La haute mer est l’espace maritime situé hors des zones économiques exclusives, des mers territoriales, des eaux intérieures et des eaux archipélagiques des États. Cette définition juridique, issue de la Convention des Nations unies sur le droit de la mer, repose sur les limites de juridiction. Elle ne désigne ni une profondeur particulière, ni simplement le large, ni la pleine mer au sens des marées.

Libertés et responsabilités

La haute mer est ouverte à tous les États, côtiers ou sans littoral. La Convention y reconnaît notamment les libertés de navigation, de survol, de pose de câbles et conduites, de recherche scientifique et de pêche, sous les conditions prévues par le droit international. Aucun État ne peut valablement soumettre une partie de cet espace à sa souveraineté.

Ces libertés s’accompagnent d’obligations. Les navires relèvent en principe de la juridiction de leur État du pavillon, sous réserve des exceptions prévues par les textes internationaux. Les États doivent notamment coopérer à la conservation des ressources biologiques de haute mer. Des accords et des organisations régionales de gestion des pêches encadrent certaines activités et populations exploitées : l’absence de souveraineté territoriale ne signifie pas l’absence de règles.

Colonne d’eau et fonds marins

Le régime de la haute mer se distingue de celui du fond et du sous-sol. Au-delà des juridictions nationales, les fonds marins constituent « la Zone », soumise à un régime propre.
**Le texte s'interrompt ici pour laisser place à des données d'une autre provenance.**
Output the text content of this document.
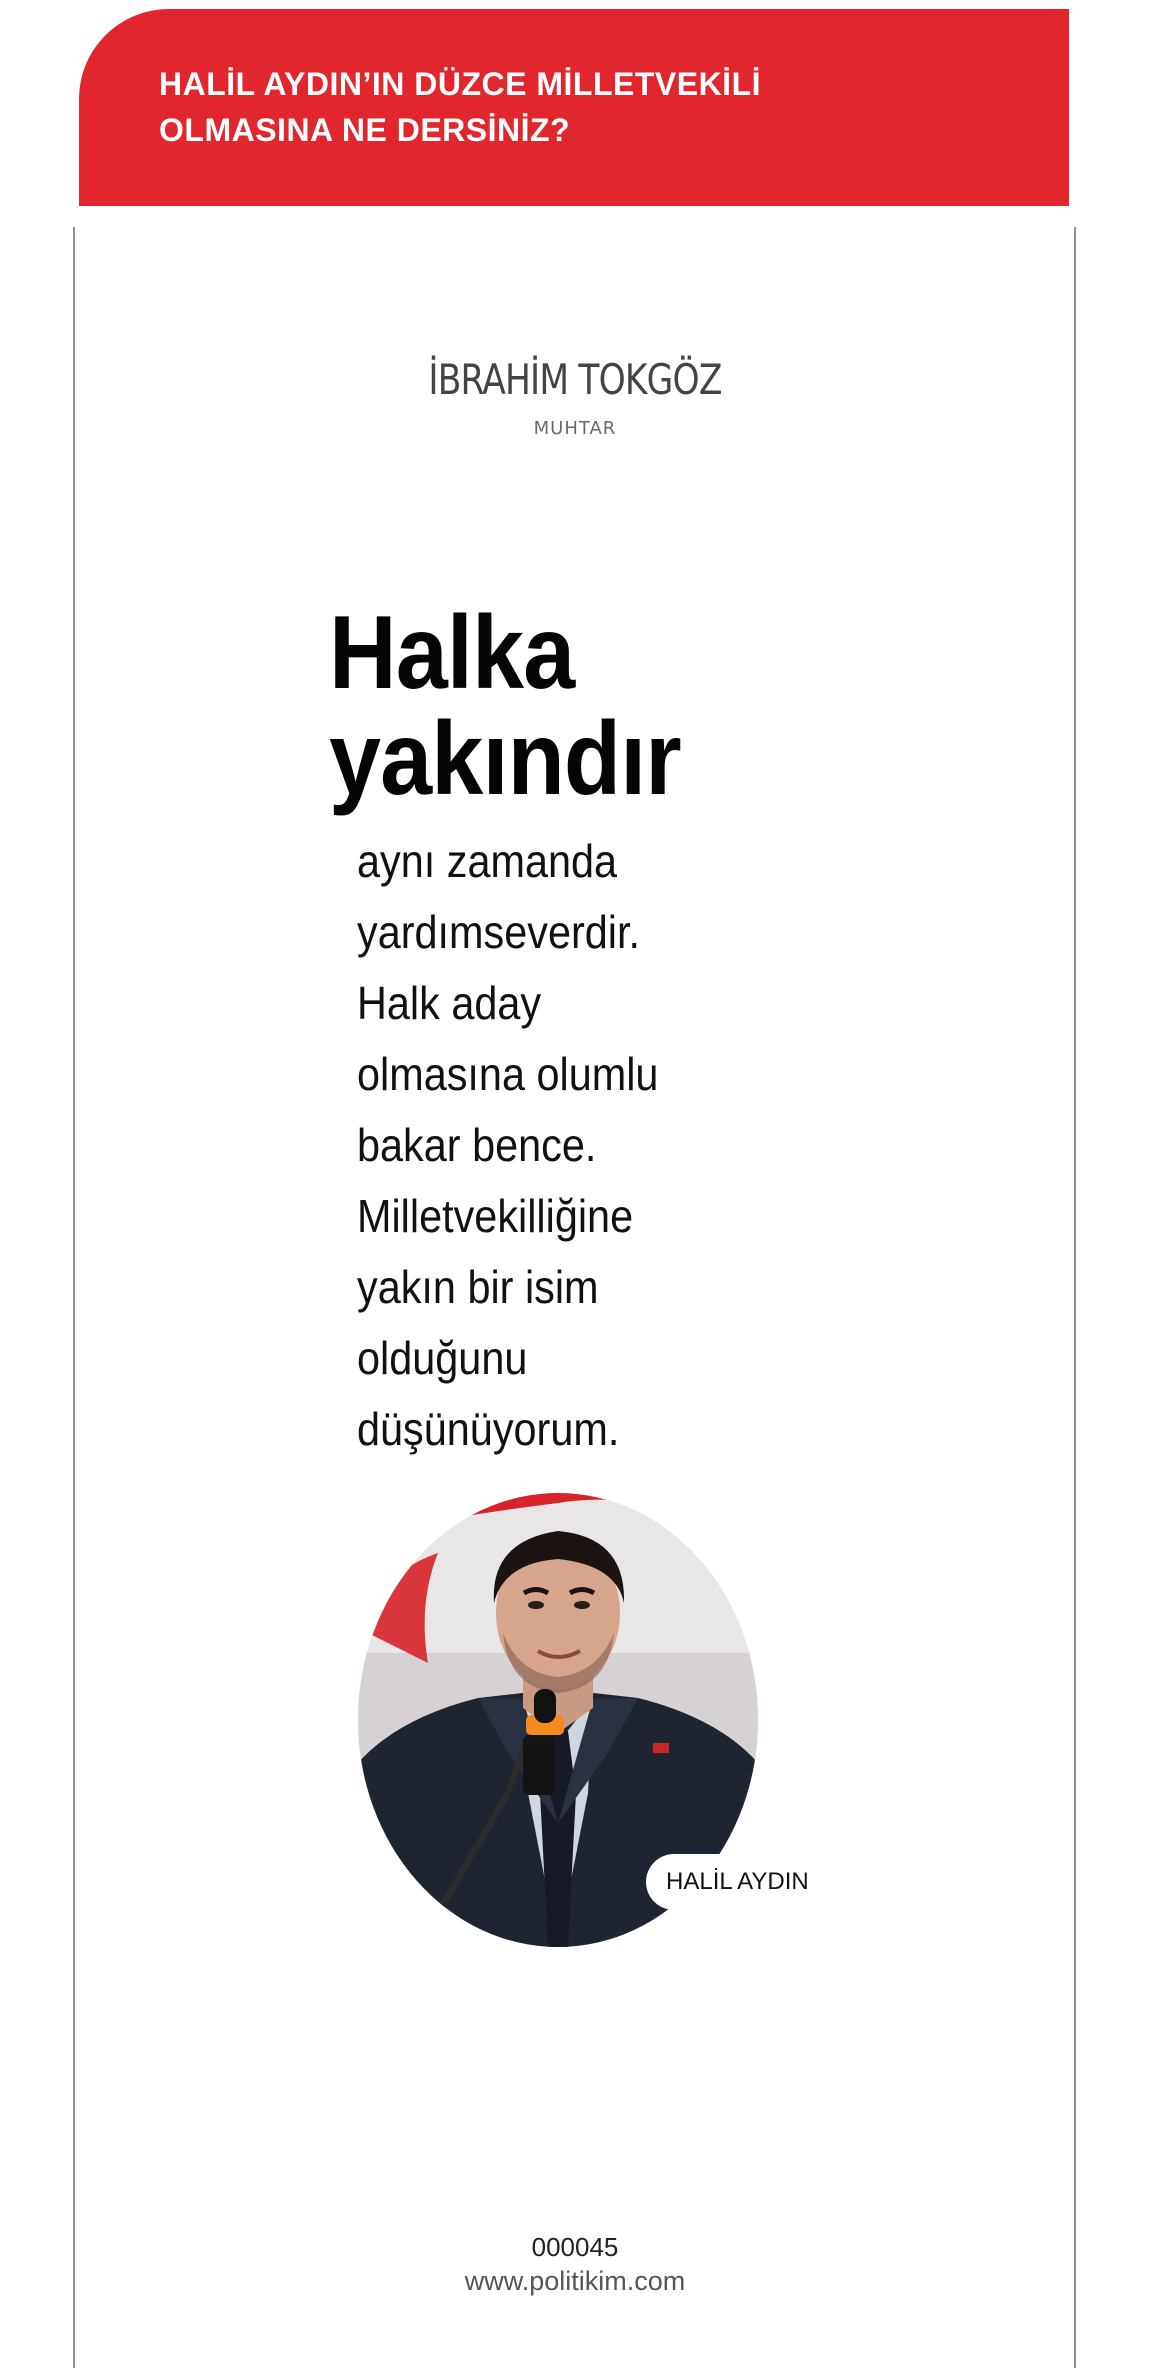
HALİL AYDIN’IN DÜZCE MİLLETVEKİLİ
OLMASINA NE DERSİNİZ?
İBRAHİM TOKGÖZ
MUHTAR
Halka
yakındır
aynı zamanda
yardımseverdir.
Halk aday
olmasına olumlu
bakar bence.
Milletvekilliğine
yakın bir isim
olduğunu
düşünüyorum.
HALİL AYDIN
000045
www.politikim.com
Les droits d’un État côtier sur son plateau continental n’affectent pas, à eux seuls, le statut juridique des eaux qui le surmontent.

Ainsi, une colonne d’eau de haute mer peut recouvrir un plateau continental relevant de droits nationaux sur le fond. Inversement, une zone économique exclusive peut recouvrir des fonds appartenant géologiquement au domaine océanique. La nature du relief ne suffit donc pas à déterminer le régime applicable.

Biodiversité au-delà des juridictions nationales

L’accord sur la biodiversité marine des zones ne relevant pas de la juridiction nationale, appelé accord BBNJ d’après son sigle anglais, est entré en vigueur le 17 janvier 2026. Il complète la Convention pour les États parties et couvre quatre grands domaines : ressources génétiques marines et partage des avantages, outils de gestion par zone dont les aires marines protégées, évaluations d’impact environnemental, et renforcement des capacités avec transfert de technologies marines.

Son champ comprend la haute mer et la Zone, deux espaces juridiquement distincts. Il ne transforme pas la haute mer en territoire national et ne rend pas synonymes les expressions « haute mer » et « ensemble des espaces marins au-delà des juridictions nationales ».